First, preventing American couples from choosing the gender of their children will not change the gender ratio of India. Second, even if it is only meant to “send a message,” it is simply naive to assume that Indian families will appreciate our gesture, well-meaning as it may be. As long as there are religious and economic incentives within a culture for preferring boys over girls, our moral plea will fall on deaf ears. Third, and most importantly, denying American couples the opportunity to have a daughter because Indian couples have killed theirs would amount to punishing the innocent. There is no moral justification whatsoever for punishing the people of one country for actions committed by the people of another.

Another objection to MicroSort claims that gender selection constitutes gender discrimination. While this claim may apply to, say, infanticide, it certainly does NOT apply to MicroSort. Discrimination is the violation of human or civil rights on the sole basis of race, gender, or religion. Thus it can only apply to already existing people, not to mere gametes, such as sperms or eggs. Entities that do not yet exist and do not yet have rights simply cannot be discriminated against.

Another frequently advanced objection claims that gender selection is “sexist”. Some feminist philosophers even went so far as to call gender selection “the original sexist sin.” Gender selection, they argue, is deeply wrong because it makes “the most basic judgement about the worth of a human being rest first and foremost on its sex.”

However, this argument is deeply flawed. It is simply false that people who choose the gender of their children are motivated by the sexist belief that one gender is more “valuable” than the other. As already mentioned, almost all couples seeking gender selection are simply motivated by the desire to have at least one child of each sex. If this desire is based on any beliefs at all, it is based on the quite defensible assumption that raising a girl is different from raising a boy, but certainly not on the preposterous idea that one gender is “superior” to the other.

A further objection concerns the welfare of children born as a result of gender selection. Thus, it has been argued that gender-selected children may be expected to behave in certain gender-specific ways and risk being resented if they fail to do so. Although it cannot be completely ruled out, it is highly unlikely that children conceived after MicroSort are going to suffer from unreasonable parental expectations. Couples seeking gender selection to ensure the birth of a daughter are very well aware that they can expect a girl, not some Angelina Jolie; and couples going for a son know perfectly well they can expect a boy, not some Brad Pitt.

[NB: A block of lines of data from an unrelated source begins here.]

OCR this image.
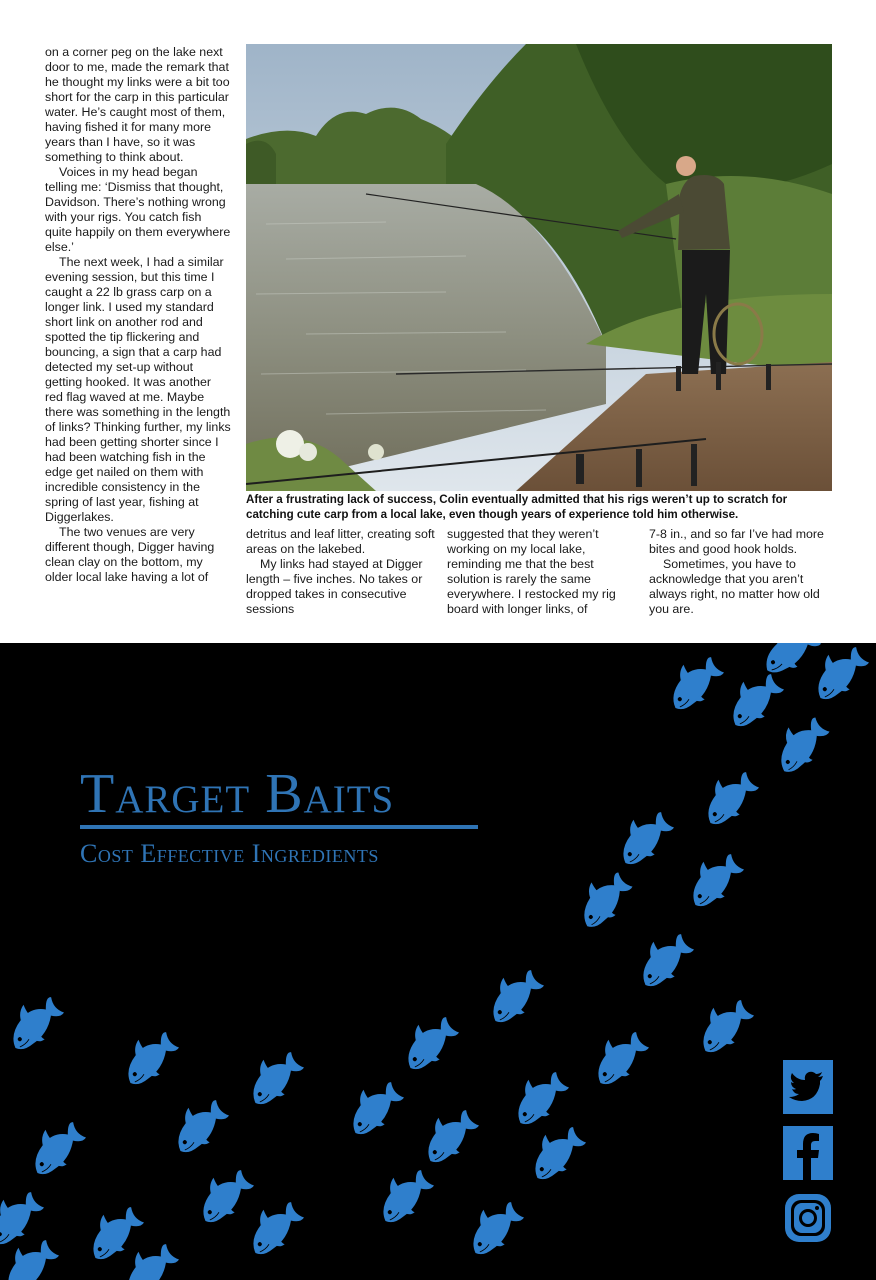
on a corner peg on the lake next door to me, made the remark that he thought my links were a bit too short for the carp in this particular water. He’s caught most of them, having fished it for many more years than I have, so it was something to think about.

Voices in my head began telling me: ‘Dismiss that thought, Davidson. There’s nothing wrong with your rigs. You catch fish quite happily on them everywhere else.’

The next week, I had a similar evening session, but this time I caught a 22 lb grass carp on a longer link. I used my standard short link on another rod and spotted the tip flickering and bouncing, a sign that a carp had detected my set-up without getting hooked. It was another red flag waved at me. Maybe there was something in the length of links? Thinking further, my links had been getting shorter since I had been watching fish in the edge get nailed on them with incredible consistency in the spring of last year, fishing at Diggerlakes.

The two venues are very different though, Digger having clean clay on the bottom, my older local lake having a lot of

After a frustrating lack of success, Colin eventually admitted that his rigs weren’t up to scratch for catching cute carp from a local lake, even though years of experience told him otherwise.

detritus and leaf litter, creating soft areas on the lakebed.

My links had stayed at Digger length – five inches. No takes or dropped takes in consecutive sessions

suggested that they weren’t working on my local lake, reminding me that the best solution is rarely the same everywhere. I restocked my rig board with longer links, of

7-8 in., and so far I’ve had more bites and good hook holds.

Sometimes, you have to acknowledge that you aren’t always right, no matter how old you are.

Target Baits
Cost Effective Ingredients
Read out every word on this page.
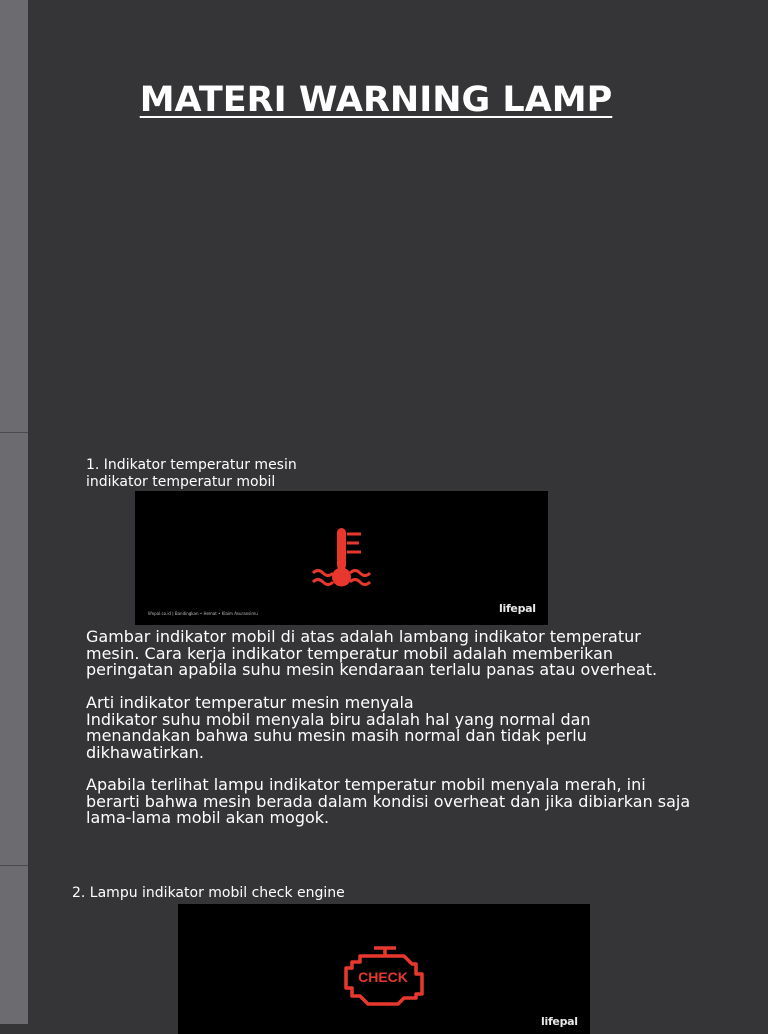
MATERI WARNING LAMP
1. Indikator temperatur mesin
indikator temperatur mobil
lifepal.co.id | Bandingkan • Hemat • Klaim Asuransimu	lifepal
Gambar indikator mobil di atas adalah lambang indikator temperatur
mesin. Cara kerja indikator temperatur mobil adalah memberikan
peringatan apabila suhu mesin kendaraan terlalu panas atau overheat.
Arti indikator temperatur mesin menyala
Indikator suhu mobil menyala biru adalah hal yang normal dan
menandakan bahwa suhu mesin masih normal dan tidak perlu
dikhawatirkan.
Apabila terlihat lampu indikator temperatur mobil menyala merah, ini
berarti bahwa mesin berada dalam kondisi overheat dan jika dibiarkan saja
lama-lama mobil akan mogok.
2. Lampu indikator mobil check engine
CHECK
lifepal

Last but not least, there is the widely popular objection that gender selection is the first step down a road that will inevitably lead to the creation of “designer babies.” Once we allow parents to choose the gender of their children, we will soon find ourselves allowing them to choose their eye color, their height, or their intelligence.

This slippery slope objection calls for three remarks. First, it is not an argument against gender selection per se, but only against its alleged consequences.

Second, and more importantly, it is based on the assumption that we are simply incapable of preventing the alleged consequences from happening. However, this view is utterly untenable. It’s perfectly possible to draw a legal line permitting some forms of selection and prohibiting others. Thus, if selection for gender is morally acceptable but selection for, say, intelligence is not, the former can be allowed and the latter not.

And third, the slippery slope argument presumes that sliding down the slope is going to have devastating social effects. However, in the case of selecting offspring traits, this is far from obvious. What is so terrifying about the idea that some parents may be foolish enough to spend their hard-earned money on genetic technologies just to ensure their child will be born with big brown eyes or black curly hair? I am sorry, but I cannot see that this would be the end of civilization as we know it.